DEBUG:pubchempy:Request URL: https://pubchem.ncbi.nlm.nih.gov/rest/pug/compound/substructure/smiles/JSON
DEBUG:pubchempy:Request data: smiles=%5BTi%5D
DEBUG:pubchempy:Request URL: https://pubchem.ncbi.nlm.nih.gov/rest/pug/compound/listkey/1812119792714669902/synonyms/JSON
DEBUG:pubchempy:Request data: None
1630
[u'13463-67-7', u'1317-80-2', u'1317-70-0', u'98084-96-9', u'100292-32-8', u'101239-53-6', u'116788-85-3', u'12000-59-8', u'12036-20-3', u'12701-76-7']

In [7]:
cas_rns = get_substructure_cas('[Pd]')
print(len(cas_rns))
print(cas_rns[:10])


DEBUG:pubchempy:Request URL: https://pubchem.ncbi.nlm.nih.gov/rest/pug/compound/substructure/smiles/JSON
DEBUG:pubchempy:Request data: smiles=%5BPd%5D
DEBUG:pubchempy:Request URL: https://pubchem.ncbi.nlm.nih.gov/rest/pug/compound/listkey/2802290965277166497/synonyms/JSON
DEBUG:pubchempy:Request data: None
1401
[u'7440-05-3', u'17637-99-9', u'53092-86-7', u'7647-10-1', u'10038-97-8', u'10102-05-3', u'14846-30-1', u'884739-77-9', u'3375-31-3', u'19807-27-3']

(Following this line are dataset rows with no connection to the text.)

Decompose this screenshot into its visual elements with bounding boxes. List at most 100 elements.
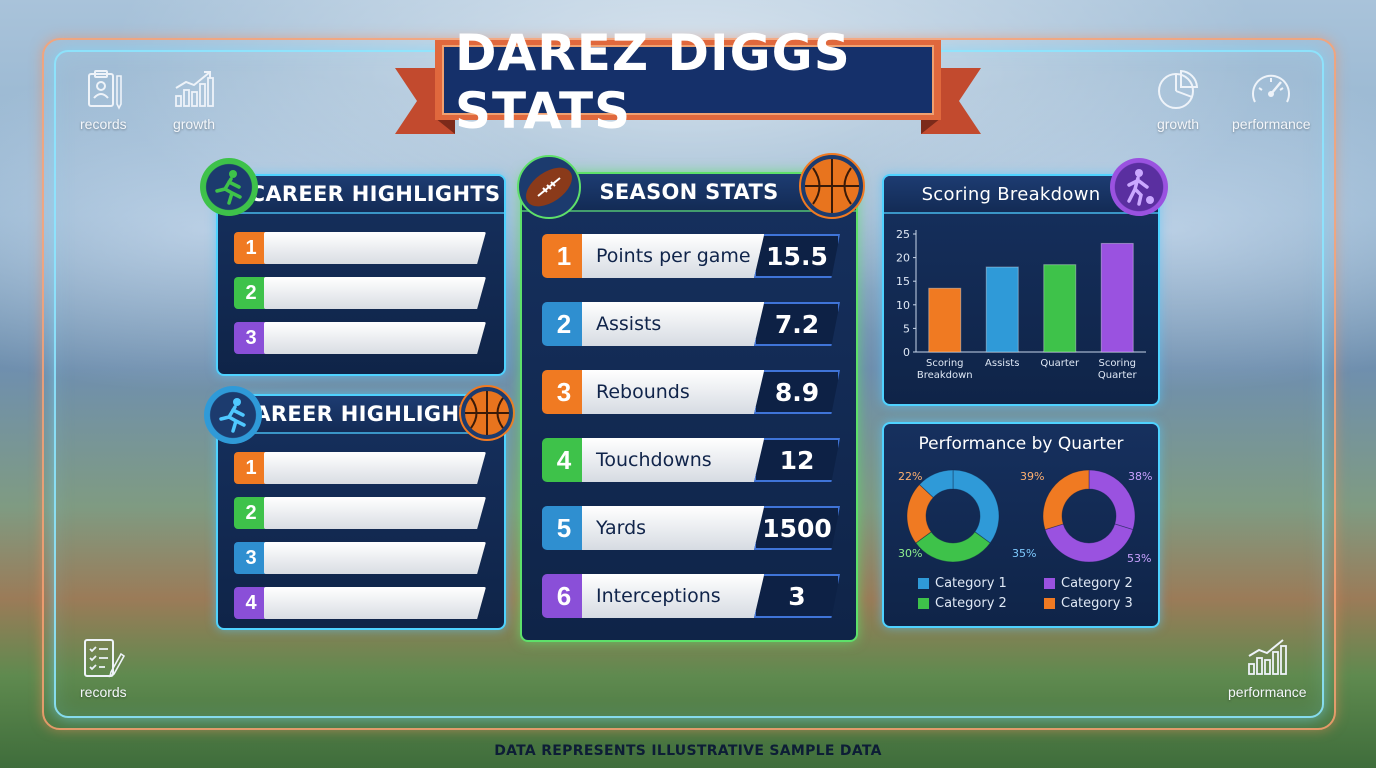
growth-corner-top-right: growth (1156, 68, 1200, 132)
checklist-icon (84, 639, 126, 678)
page-title: DAREZ DIGGS STATS (455, 24, 851, 140)
chart-title: Performance by Quarter (918, 434, 1124, 454)
career-highlights-panel-2: CAREER HIGHLIGHTS 1 2 3 4 (216, 394, 506, 630)
bar (985, 266, 1019, 353)
highlight-bar (264, 587, 486, 619)
scoring-breakdown-panel: Scoring Breakdown 0 5 10 15 20 25 Scoring Break… (882, 174, 1160, 406)
bar-growth-icon (175, 71, 214, 107)
stat-label: Assists (582, 302, 772, 346)
legend-swatch (918, 598, 929, 609)
stat-label: Rebounds (582, 370, 772, 414)
donut-slice (952, 469, 1000, 544)
highlight-row: 4 (234, 587, 490, 619)
slice-label: 22% (898, 470, 922, 483)
season-stats-panel: SEASON STATS 1 Points per game 15.5 2 Assist… (520, 172, 858, 642)
pie-chart-icon (1158, 69, 1199, 109)
basketball-icon (798, 152, 866, 220)
slice-label: 38% (1128, 470, 1152, 483)
stat-number: 2 (542, 302, 586, 346)
panel-title: CAREER HIGHLIGHTS (218, 396, 504, 434)
stat-row: 2 Assists 7.2 (542, 302, 842, 346)
y-tick-label: 0 (903, 346, 910, 359)
row-number: 2 (234, 277, 268, 309)
x-tick-label: Assists (985, 358, 1019, 369)
scoring-bar-chart: 0 5 10 15 20 25 Scoring Breakdown Assists Quarter… (896, 228, 1146, 381)
stat-value: 12 (754, 438, 840, 482)
performance-corner-top-right: performance (1232, 68, 1311, 132)
clipboard-icon (88, 70, 123, 110)
slice-label: 35% (1012, 547, 1036, 560)
legend-item: Category 3 (1044, 596, 1133, 611)
corner-label: performance (1232, 116, 1311, 132)
legend-item: Category 2 (918, 596, 1007, 611)
bar (928, 287, 962, 353)
stat-number: 5 (542, 506, 586, 550)
stat-number: 3 (542, 370, 586, 414)
donut-slice (1042, 469, 1090, 531)
highlight-row: 3 (234, 322, 490, 354)
legend-swatch (1044, 578, 1055, 589)
y-tick-label: 25 (896, 228, 910, 241)
x-tick-label: Scoring Breakdown (917, 358, 973, 381)
career-highlights-panel-1: CAREER HIGHLIGHTS 1 2 3 (216, 174, 506, 376)
donut-slice (918, 469, 954, 499)
x-tick-label: Scoring Quarter (1098, 358, 1138, 381)
highlight-row: 3 (234, 542, 490, 574)
legend-swatch (918, 578, 929, 589)
corner-label: growth (1156, 116, 1200, 132)
stat-label: Points per game (582, 234, 772, 278)
performance-by-quarter-panel: Performance by Quarter 35% 30% 22% 38% 53% 39… (882, 422, 1160, 628)
donut-slice (915, 531, 991, 563)
y-tick-label: 20 (896, 252, 910, 265)
row-number: 3 (234, 542, 268, 574)
row-number: 2 (234, 497, 268, 529)
stat-row: 6 Interceptions 3 (542, 574, 842, 618)
runner-icon (204, 386, 262, 444)
y-tick-label: 5 (903, 322, 910, 335)
legend-swatch (1044, 598, 1055, 609)
highlight-bar (264, 542, 486, 574)
performance-corner-bottom-right: performance (1228, 636, 1307, 700)
runner-icon (200, 158, 258, 216)
stat-value: 7.2 (754, 302, 840, 346)
highlight-bar (264, 497, 486, 529)
corner-label: records (80, 684, 127, 700)
highlight-row: 2 (234, 277, 490, 309)
highlight-bar (264, 322, 486, 354)
legend-item: Category 2 (1044, 576, 1133, 591)
speedometer-icon (1252, 74, 1291, 103)
stat-number: 6 (542, 574, 586, 618)
stat-label: Touchdowns (582, 438, 772, 482)
row-number: 3 (234, 322, 268, 354)
panel-title: CAREER HIGHLIGHTS (218, 176, 504, 214)
stat-label: Interceptions (582, 574, 772, 618)
legend-item: Category 1 (918, 576, 1007, 591)
stat-row: 1 Points per game 15.5 (542, 234, 842, 278)
stat-row: 5 Yards 1500 (542, 506, 842, 550)
y-tick-label: 10 (896, 299, 910, 312)
highlight-row: 1 (234, 232, 490, 264)
highlight-bar (264, 232, 486, 264)
bar-growth-icon (1248, 639, 1288, 675)
footer-disclaimer: DATA REPRESENTS ILLUSTRATIVE SAMPLE DATA (494, 743, 882, 759)
slice-label: 53% (1127, 552, 1151, 565)
corner-label: records (80, 116, 127, 132)
row-number: 1 (234, 232, 268, 264)
soccer-player-icon (1110, 158, 1168, 216)
performance-donut-chart: 35% 30% 22% 38% 53% 39% (898, 469, 1152, 565)
highlight-bar (264, 452, 486, 484)
stat-value: 15.5 (754, 234, 840, 278)
bar (1100, 242, 1134, 353)
slice-label: 30% (898, 547, 922, 560)
title-banner: DAREZ DIGGS STATS (395, 24, 981, 140)
basketball-icon (458, 384, 516, 442)
stat-row: 3 Rebounds 8.9 (542, 370, 842, 414)
corner-label: performance (1228, 684, 1307, 700)
highlight-row: 2 (234, 497, 490, 529)
growth-corner-top-left: growth (172, 68, 216, 132)
football-icon (516, 154, 582, 220)
row-number: 1 (234, 452, 268, 484)
highlight-bar (264, 277, 486, 309)
highlight-row: 1 (234, 452, 490, 484)
bar (1043, 264, 1077, 353)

We could potentially get a TimeoutError if there are too many results. In this case, it might be better to perform the substructure search and then get the synonyms separately:


In [8]:
cids = pcp.get_cids('[Pd]', 'smiles', searchtype='substructure')


DEBUG:pubchempy:Request URL: https://pubchem.ncbi.nlm.nih.gov/rest/pug/compound/substructure/smiles/JSON
DEBUG:pubchempy:Request data: smiles=%5BPd%5D
DEBUG:pubchempy:Request URL: https://pubchem.ncbi.nlm.nih.gov/rest/pug/compound/listkey/3838589667186536348/cids/JSON
DEBUG:pubchempy:Request data: None

Then you can do pcp.get_synonyms(cids) with the list of CIDs.